RIYADH, 7 February — The Enron scandal has caught the public’s attention to such an extent that in the US it is eclipsing Afghanistan as the lead story on most news networks.
To find out how Andersen in the Middle East region has been affected, if at all, Arab News met with Fouad Alaeddin, managing partner of the company for the Middle East region, at his fourth floor office at Al-Jomaih Building on the Old Airport Road in Riyadh.
Seated behind his desk, Alaeddin gave us a welcome that was as warm as his conversation later turned out to be frank.
Yes, the media is hounding his company. “But we are 89 years old and are still going strong,” he declared.
Andersen is a $10 billion company in an enviably strong financial position. It has 85,000 employees around the globe. However, Alaeddin insists that there has been “no effect” on the company’s operations in the Middle East region. “Many of our clients have communicated their continuing support for us,” he said. “And we have won new clients, despite the media onslaught.”
Andersen has 39 partners in the Middle East with offices in 14 major cities that employ 900 people. They have a large number of Arab professionals and serve 2,000 clients, many of whom are big players in the area.
Of course, the million dollar question is why Enron went bankrupt.
“Enron diversified from an energy producer into a trader in energy, metal, coal, pulp and paper, water, bandwidth, freight capacity, credit and other derivatives,” Alaeddin said when asked for his assessment. “It was an innovative new economy business, which acknowledges making bad investments, acquiring too much debt, and losing the trust of investors and trading partners.”
It was a business failure, then, caused by aggressive investments and a crisis in confidence.
The surprising thing is that the writing was on the wall so long ago. “In hindsight, we made some very bad investments in non-core businesses,” acknowledged Kenneth Lay, chairman and CEO, Enron, on Nov. 14, 2001. “Enron now trades at roughly 55 times trailing earnings. That’s more than twice the multiple of competitors like Duke Energy, more than twice that of the S&P 500,” warned Fortune on March 5, 2001. And between the time Enron filed its annual report in early April 2001 until the company announced plans to restate its financial statements in November 2001, the value of its stock had already declined some 84 percent.
Given this history, I suggested to Alaeddin that the question thus became what Andersen, as Enron’s auditor, did to alert investors to Enron’s risks.
“The management of a company is responsible for its financial statements,” he said. “An audit provides reasonable assurance that the financial statements are presented fairly. The audited public accounts and other regulatory filings provided much detailed information on Enron’s transactions with related parties, unconsolidated investments and the importance of maintaining investment grade status.

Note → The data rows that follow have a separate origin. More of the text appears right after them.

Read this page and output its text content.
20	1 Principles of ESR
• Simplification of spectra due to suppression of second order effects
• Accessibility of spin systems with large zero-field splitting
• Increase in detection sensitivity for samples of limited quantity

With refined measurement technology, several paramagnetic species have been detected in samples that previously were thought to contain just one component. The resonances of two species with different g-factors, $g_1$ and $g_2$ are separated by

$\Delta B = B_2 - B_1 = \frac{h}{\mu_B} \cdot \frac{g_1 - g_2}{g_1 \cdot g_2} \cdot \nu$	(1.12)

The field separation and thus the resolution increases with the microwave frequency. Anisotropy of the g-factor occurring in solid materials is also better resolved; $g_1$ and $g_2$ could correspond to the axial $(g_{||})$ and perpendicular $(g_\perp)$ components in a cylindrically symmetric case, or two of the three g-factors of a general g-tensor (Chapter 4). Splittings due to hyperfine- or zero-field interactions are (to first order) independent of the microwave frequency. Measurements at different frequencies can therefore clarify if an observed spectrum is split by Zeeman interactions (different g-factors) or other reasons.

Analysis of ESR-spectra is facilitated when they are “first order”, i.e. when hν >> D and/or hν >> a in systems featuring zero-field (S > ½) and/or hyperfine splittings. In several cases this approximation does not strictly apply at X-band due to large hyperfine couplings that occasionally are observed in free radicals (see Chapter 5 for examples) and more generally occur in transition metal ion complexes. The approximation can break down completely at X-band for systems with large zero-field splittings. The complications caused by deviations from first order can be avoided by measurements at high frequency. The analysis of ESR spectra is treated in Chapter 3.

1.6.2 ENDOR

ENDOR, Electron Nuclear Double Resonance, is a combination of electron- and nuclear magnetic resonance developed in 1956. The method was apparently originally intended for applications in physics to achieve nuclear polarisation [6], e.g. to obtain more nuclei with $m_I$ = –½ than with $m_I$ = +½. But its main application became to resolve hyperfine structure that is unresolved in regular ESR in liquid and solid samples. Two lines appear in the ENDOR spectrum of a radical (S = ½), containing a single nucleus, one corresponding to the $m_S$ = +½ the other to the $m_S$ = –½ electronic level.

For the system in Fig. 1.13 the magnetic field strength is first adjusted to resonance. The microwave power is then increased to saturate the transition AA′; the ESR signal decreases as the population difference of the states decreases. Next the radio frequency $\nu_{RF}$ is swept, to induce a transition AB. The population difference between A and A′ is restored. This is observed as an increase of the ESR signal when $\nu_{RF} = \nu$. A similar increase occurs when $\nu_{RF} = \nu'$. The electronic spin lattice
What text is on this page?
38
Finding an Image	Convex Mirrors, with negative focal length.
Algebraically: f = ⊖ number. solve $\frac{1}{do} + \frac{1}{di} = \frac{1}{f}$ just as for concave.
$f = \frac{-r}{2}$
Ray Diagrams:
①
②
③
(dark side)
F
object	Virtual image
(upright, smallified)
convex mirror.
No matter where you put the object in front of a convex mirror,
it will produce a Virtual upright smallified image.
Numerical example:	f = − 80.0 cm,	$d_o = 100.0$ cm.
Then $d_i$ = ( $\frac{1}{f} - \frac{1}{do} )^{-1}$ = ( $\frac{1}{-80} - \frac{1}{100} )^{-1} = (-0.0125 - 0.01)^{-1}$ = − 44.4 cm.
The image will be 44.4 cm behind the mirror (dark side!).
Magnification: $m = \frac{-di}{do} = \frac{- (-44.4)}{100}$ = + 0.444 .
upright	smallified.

These were complex issues, but investors had the opportunity to question Enron’s business activities and financial position.”
Many independent reports have backed up this claim. “The real responsibility for accounts lies with management and directors — as every auditor’s report points out,” wrote the Financial Times on Jan. 26, 2002.
Andersen’s last audit of Enron Corp. was of the December 2000 financial statements and their report was issued on Feb. 23, 2001. Management’s Discussion & Analysis in the 2000 Annual Report was eight pages long; the financial statements had 16 pages of footnotes, including disclosure in Note 1 that it had a number of unconsolidated investments and later in the notes that it had entered into transactions with related parties. The 1999 Report had been similarly detailed.
So what was Andersen’s policy relating to the preservation of audit work papers?
“It is the usual, routine, and wholly legitimate practice of auditors to preserve their final audit work papers while disposing of drafts, personal notes, and other materials that are not necessary to support the audit report,” Alaeddin claimed. “The Andersen document retention policy provided that documents other than audit work papers ordinarily should be disposed of when no longer needed — but that such documents should be retained when litigation has commenced or is threatened.”
Regarding the question of business integrity, Andersen’s non-audit fees from Enron may, it was put to Alaeddin, have compromised the independence of its audit.
“The sums earned by Andersen from Enron for ‘consulting’ services have been misinterpreted,” he replied. “About 70 percent were for audit-related or tax services, normally provided by auditors, such as comfort letters and internal controls work. More than $4 million represented fees paid to Andersen Consulting (now Accenture) — not to Andersen, the auditing firm.”
But there is still a feeling that Andersen should be saying more about what happened.
“Andersen is working round the clock, seven days a week to understand what happened!” Alaeddin insists. “They have promised to be candid and forthcoming. And they have been. They have promised to cooperate with congressional committees and agencies investigating this. And they are. No Enron executive, or any other adviser to Enron, has yet shown the same willingness to be publicly cross-examined.”